The court has jurisdiction of the parties and the subject matter of this action.

2.

The change in the use and occupancy of the building insured was a substantial increase in the risk.

3.

The burden is upon the plaintiffs to establish that the agent had real or apparent authority to bind his principal. American National Ins. Co. v. Laird, Ark.1958, 311 S.W.2d 313; Jackson v. Farmers Union Mutual Ins. Co., Ark.1957, 306 S.W.2d 693; American Ins. Co. v. Hornbarger, 85 Ark. 337, 108 S.W. 213; American Ins. Co. v. Hampton, 1890, 54 Ark. 75, 14 S.W. 1092. Before an insured may rely upon apparent authority of an agent, it must appear that the principal knowingly permitted the agent to act as having the authority, and further that a person dealing with the agent acting in good faith would have reason to believe, and did in fact believe, that the agent possessed the necessary authority. Central Surety & Ins. Corp. v. O. & S. Wholesale Co., Inc., 1937, 193 Ark. 523, 101 S.W.2d 167, and cases there cited. Where the policy itself negates the authority of an agent to waive its provisions, those who deal with such agents must determine at their own risk the extent of the agent’s authority. See National Life & Accident Ins. Co. v. Broyles, 1930, 197 Ark. 113, 122 S.W.2d 603, and cases cited; National Union Fire Ins. Co. v. School District No. 55, 1916, 122 Ark. 179, 182 S.W. 547, L.R.A.1916D, 238.

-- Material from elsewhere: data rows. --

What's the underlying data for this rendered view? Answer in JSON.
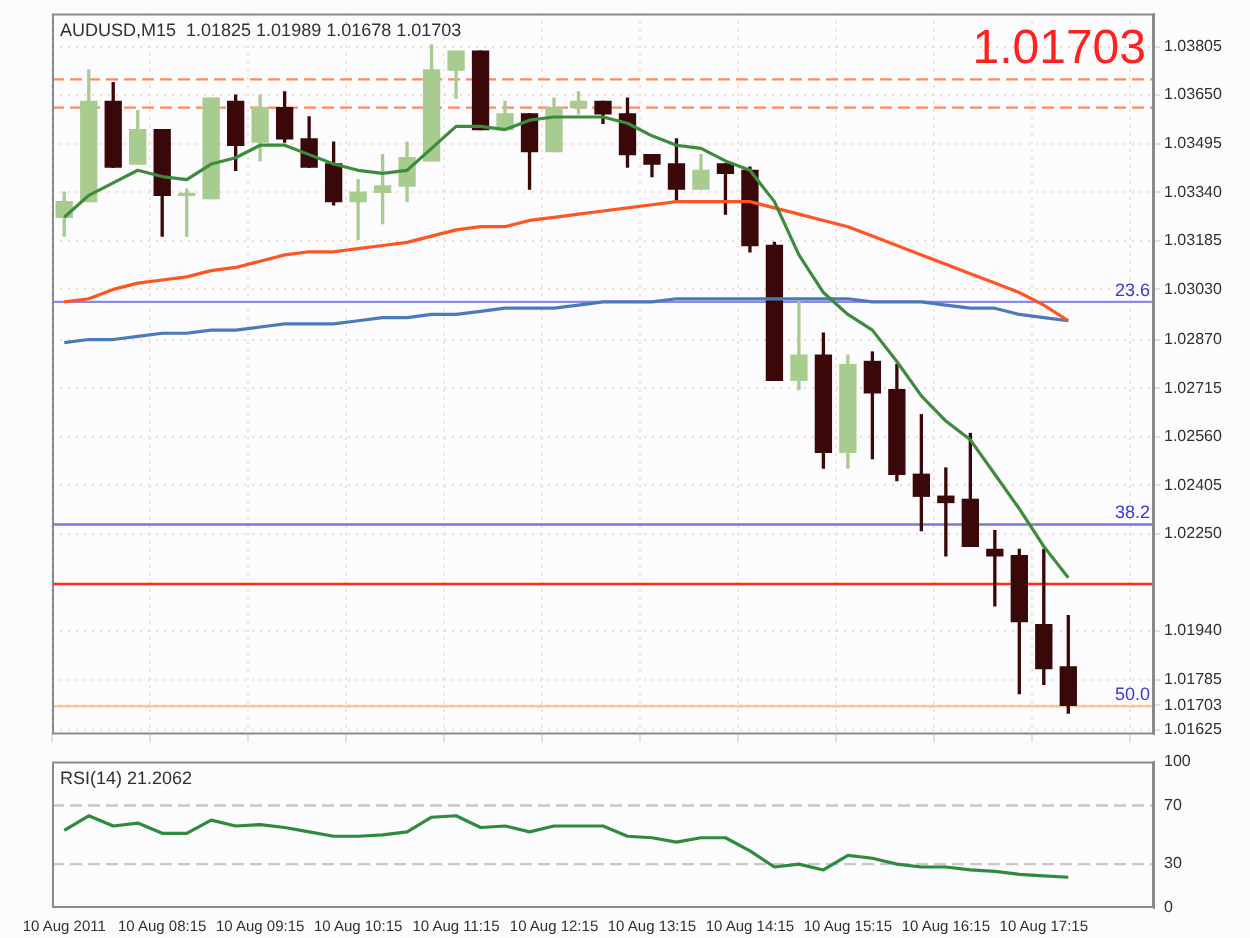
{
  "chart_data": [
    {
      "type": "candlestick",
      "title": "AUDUSD,M15  1.01825 1.01989 1.01678 1.01703",
      "categories": [
        null,
        null,
        null,
        null,
        null,
        null,
        null,
        null,
        null,
        null,
        null,
        null,
        null,
        null,
        null,
        null,
        null,
        null,
        null,
        null,
        null,
        null,
        null,
        null,
        null,
        null,
        null,
        null,
        null,
        null,
        null,
        null,
        null,
        null,
        null,
        null,
        null,
        null,
        null,
        null,
        null,
        null
      ],
      "ohlc": [
        [
          1.0326,
          1.0334,
          1.032,
          1.0331
        ],
        [
          1.0331,
          1.0373,
          1.0331,
          1.0363
        ],
        [
          1.0363,
          1.0369,
          1.0342,
          1.0342
        ],
        [
          1.0343,
          1.036,
          1.0343,
          1.0354
        ],
        [
          1.0354,
          1.0354,
          1.032,
          1.0333
        ],
        [
          1.0333,
          1.0335,
          1.032,
          1.0333
        ],
        [
          1.0332,
          1.0364,
          1.0332,
          1.0364
        ],
        [
          1.0363,
          1.0365,
          1.0341,
          1.0349
        ],
        [
          1.035,
          1.0365,
          1.0344,
          1.0361
        ],
        [
          1.0361,
          1.0366,
          1.035,
          1.0351
        ],
        [
          1.0351,
          1.0358,
          1.0342,
          1.0342
        ],
        [
          1.0343,
          1.035,
          1.033,
          1.0331
        ],
        [
          1.0331,
          1.0338,
          1.0319,
          1.0334
        ],
        [
          1.0334,
          1.0346,
          1.0324,
          1.0336
        ],
        [
          1.0336,
          1.035,
          1.0331,
          1.0345
        ],
        [
          1.0344,
          1.0381,
          1.0344,
          1.0373
        ],
        [
          1.0373,
          1.0379,
          1.0364,
          1.0379
        ],
        [
          1.0379,
          1.0379,
          1.0354,
          1.0354
        ],
        [
          1.0354,
          1.0363,
          1.0354,
          1.0359
        ],
        [
          1.0359,
          1.0359,
          1.0335,
          1.0347
        ],
        [
          1.0347,
          1.0364,
          1.0347,
          1.0361
        ],
        [
          1.0361,
          1.0366,
          1.0359,
          1.0363
        ],
        [
          1.0363,
          1.0363,
          1.0356,
          1.0359
        ],
        [
          1.0359,
          1.0364,
          1.0342,
          1.0346
        ],
        [
          1.0346,
          1.0346,
          1.0339,
          1.0343
        ],
        [
          1.0343,
          1.0351,
          1.0331,
          1.0335
        ],
        [
          1.0335,
          1.0346,
          1.0335,
          1.0341
        ],
        [
          1.0343,
          1.0343,
          1.0327,
          1.034
        ],
        [
          1.0341,
          1.0342,
          1.0315,
          1.0317
        ],
        [
          1.0317,
          1.0318,
          1.0274,
          1.0274
        ],
        [
          1.0274,
          1.0299,
          1.0271,
          1.0282
        ],
        [
          1.0282,
          1.0289,
          1.0246,
          1.0251
        ],
        [
          1.0251,
          1.0282,
          1.0246,
          1.0279
        ],
        [
          1.028,
          1.0283,
          1.0249,
          1.027
        ],
        [
          1.0271,
          1.0279,
          1.0242,
          1.0244
        ],
        [
          1.0244,
          1.0263,
          1.0226,
          1.0237
        ],
        [
          1.0237,
          1.0246,
          1.0218,
          1.0235
        ],
        [
          1.0236,
          1.0257,
          1.0221,
          1.0221
        ],
        [
          1.022,
          1.0226,
          1.0202,
          1.0218
        ],
        [
          1.0218,
          1.022,
          1.0174,
          1.0197
        ],
        [
          1.0196,
          1.022,
          1.0177,
          1.0182
        ],
        [
          1.01825,
          1.01989,
          1.01678,
          1.01703
        ]
      ],
      "colors": [
        "#a8cc90",
        "#a8cc90",
        "#3a0808",
        "#a8cc90",
        "#3a0808",
        "#a8cc90",
        "#a8cc90",
        "#3a0808",
        "#a8cc90",
        "#3a0808",
        "#3a0808",
        "#3a0808",
        "#a8cc90",
        "#a8cc90",
        "#a8cc90",
        "#a8cc90",
        "#a8cc90",
        "#3a0808",
        "#a8cc90",
        "#3a0808",
        "#a8cc90",
        "#a8cc90",
        "#3a0808",
        "#3a0808",
        "#3a0808",
        "#3a0808",
        "#a8cc90",
        "#3a0808",
        "#3a0808",
        "#3a0808",
        "#a8cc90",
        "#3a0808",
        "#a8cc90",
        "#3a0808",
        "#3a0808",
        "#3a0808",
        "#3a0808",
        "#3a0808",
        "#3a0808",
        "#3a0808",
        "#3a0808",
        "#3a0808"
      ],
      "series": [
        {
          "type": "line",
          "color": "#3c8c3c",
          "values": [
            1.0326,
            1.0333,
            1.0337,
            1.0341,
            1.0339,
            1.0338,
            1.0343,
            1.0345,
            1.0349,
            1.0349,
            1.0346,
            1.0343,
            1.0341,
            1.034,
            1.0341,
            1.0348,
            1.0355,
            1.0355,
            1.0354,
            1.0357,
            1.0358,
            1.0358,
            1.0358,
            1.0356,
            1.0352,
            1.0349,
            1.0348,
            1.0344,
            1.0341,
            1.0331,
            1.0314,
            1.0302,
            1.0295,
            1.029,
            1.028,
            1.0269,
            1.0261,
            1.0255,
            1.0244,
            1.0233,
            1.0221,
            1.0211
          ]
        },
        {
          "type": "line",
          "color": "#ff5522",
          "values": [
            1.0299,
            1.03,
            1.0303,
            1.0305,
            1.0306,
            1.0307,
            1.0309,
            1.031,
            1.0312,
            1.0314,
            1.0315,
            1.0315,
            1.0316,
            1.0317,
            1.0318,
            1.032,
            1.0322,
            1.0323,
            1.0323,
            1.0325,
            1.0326,
            1.0327,
            1.0328,
            1.0329,
            1.033,
            1.0331,
            1.0331,
            1.0331,
            1.0331,
            1.0329,
            1.0327,
            1.0325,
            1.0323,
            1.032,
            1.0317,
            1.0314,
            1.0311,
            1.0308,
            1.0305,
            1.0302,
            1.0298,
            1.0293
          ]
        },
        {
          "type": "line",
          "color": "#4a7ab8",
          "values": [
            1.0286,
            1.0287,
            1.0287,
            1.0288,
            1.0289,
            1.0289,
            1.029,
            1.029,
            1.0291,
            1.0292,
            1.0292,
            1.0292,
            1.0293,
            1.0294,
            1.0294,
            1.0295,
            1.0295,
            1.0296,
            1.0297,
            1.0297,
            1.0297,
            1.0298,
            1.0299,
            1.0299,
            1.0299,
            1.03,
            1.03,
            1.03,
            1.03,
            1.03,
            1.03,
            1.03,
            1.03,
            1.0299,
            1.0299,
            1.0299,
            1.0298,
            1.0297,
            1.0297,
            1.0295,
            1.0294,
            1.0293
          ]
        }
      ],
      "ylim": [
        1.0161,
        1.0391
      ],
      "yticks": [
        1.03805,
        {
          "value": 1.0365,
          "label": "1.03650"
        },
        1.01703,
        1.03495,
        {
          "value": 1.0334,
          "label": "1.03340"
        },
        1.03185,
        {
          "value": 1.0303,
          "label": "1.03030"
        },
        {
          "value": 1.0287,
          "label": "1.02870"
        },
        1.02715,
        {
          "value": 1.0256,
          "label": "1.02560"
        },
        1.02405,
        {
          "value": 1.0225,
          "label": "1.02250"
        },
        {
          "value": 1.0194,
          "label": "1.01940"
        },
        1.01785,
        1.01625
      ],
      "tick_labels": "y",
      "grid": true,
      "ref_lines": [
        {
          "axis": "y",
          "value": 1.037,
          "color": "#ff8a5a",
          "line_style": "dashed"
        },
        {
          "axis": "y",
          "value": 1.0361,
          "color": "#ff8a5a",
          "line_style": "dashed"
        },
        {
          "axis": "y",
          "value": 1.0299,
          "color": "#8a88e8"
        },
        {
          "axis": "y",
          "value": 1.0228,
          "color": "#7a78e0"
        },
        {
          "axis": "y",
          "value": 1.0209,
          "color": "#ff2a1a"
        },
        {
          "axis": "y",
          "value": 1.017,
          "color": "#f4c890"
        }
      ],
      "annotations": [
        "1.01703",
        {
          "text": "23.6",
          "y": 1.0299
        },
        {
          "text": "38.2",
          "y": 1.0228
        },
        {
          "text": "50.0",
          "y": 1.017
        }
      ]
    },
    {
      "type": "line",
      "title": "RSI(14) 21.2062",
      "categories": [
        "10 Aug 2011",
        null,
        null,
        null,
        "10 Aug 08:15",
        null,
        null,
        null,
        "10 Aug 09:15",
        null,
        null,
        null,
        "10 Aug 10:15",
        null,
        null,
        null,
        "10 Aug 11:15",
        null,
        null,
        null,
        "10 Aug 12:15",
        null,
        null,
        null,
        "10 Aug 13:15",
        null,
        null,
        null,
        "10 Aug 14:15",
        null,
        null,
        null,
        "10 Aug 15:15",
        null,
        null,
        null,
        "10 Aug 16:15",
        null,
        null,
        null,
        "10 Aug 17:15",
        null
      ],
      "color": "#2e8b3e",
      "values": [
        53,
        63,
        56,
        58,
        51,
        51,
        60,
        56,
        57,
        55,
        52,
        49,
        49,
        50,
        52,
        62,
        63,
        55,
        56,
        52,
        56,
        56,
        56,
        49,
        48,
        45,
        48,
        48,
        39,
        28,
        30,
        26,
        36,
        34,
        30,
        28,
        28,
        26,
        25,
        23,
        22,
        21
      ],
      "ylim": [
        0,
        100
      ],
      "yticks": [
        0,
        30,
        70,
        100
      ],
      "ref_lines": [
        {
          "axis": "y",
          "value": 30,
          "color": "#c8c8c8",
          "line_style": "dashed"
        },
        {
          "axis": "y",
          "value": 70,
          "color": "#c8c8c8",
          "line_style": "dashed"
        }
      ]
    }
  ]
}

The plaintiffs failed to sustain the burden of showing real or apparent authority upon the part of the defendant’s agent, Pinkley, to waive the policy provisions or to accept notice on behalf of the company.

4.

The knowledge of a soliciting agent is not imputed to the principal. Sadler v. Fireman’s Fund Ins. Co., 1932, 185 Ark. 480, 47 S.W.2d 1086. Where an agent has authority to solicit insurance, receive and write applications for insurance, and forward them to a general agent or home office for approval, to deliver the approved policy and collect the premium, he is a soliciting agent only, and proof of such facts does not show any authority on his part to waive the provisions of the policy. See American Ins. Co. v. Hampton, 1890, 54 Ark. 75, 14 S.W. 1092; Inter-Southern Life Ins. Co. v. Holzhauer, 1928, 177 Ark. 927, at page 935, 9 S.W.2d 26; American Ins. Co. v. Hornbarger, 1908, 85 Ark. 337, 108 S.W. 213. Pinkley, the defendant’s agent, was a soliciting agent not empowered to waive policy provisions, and notice to him of policy violations cannot be imputed to the defendant.

5.

The policy and rights therein were forfeited from the time of the change in use and occupancy which increased the hazard without notice to or waiver by the defendant. The plaintiffs are, therefore, entitled to recover nothing of and from the defendant, and the plaintiffs’ complaint should be dismissed.

A judgment in accordance with the above should be entered.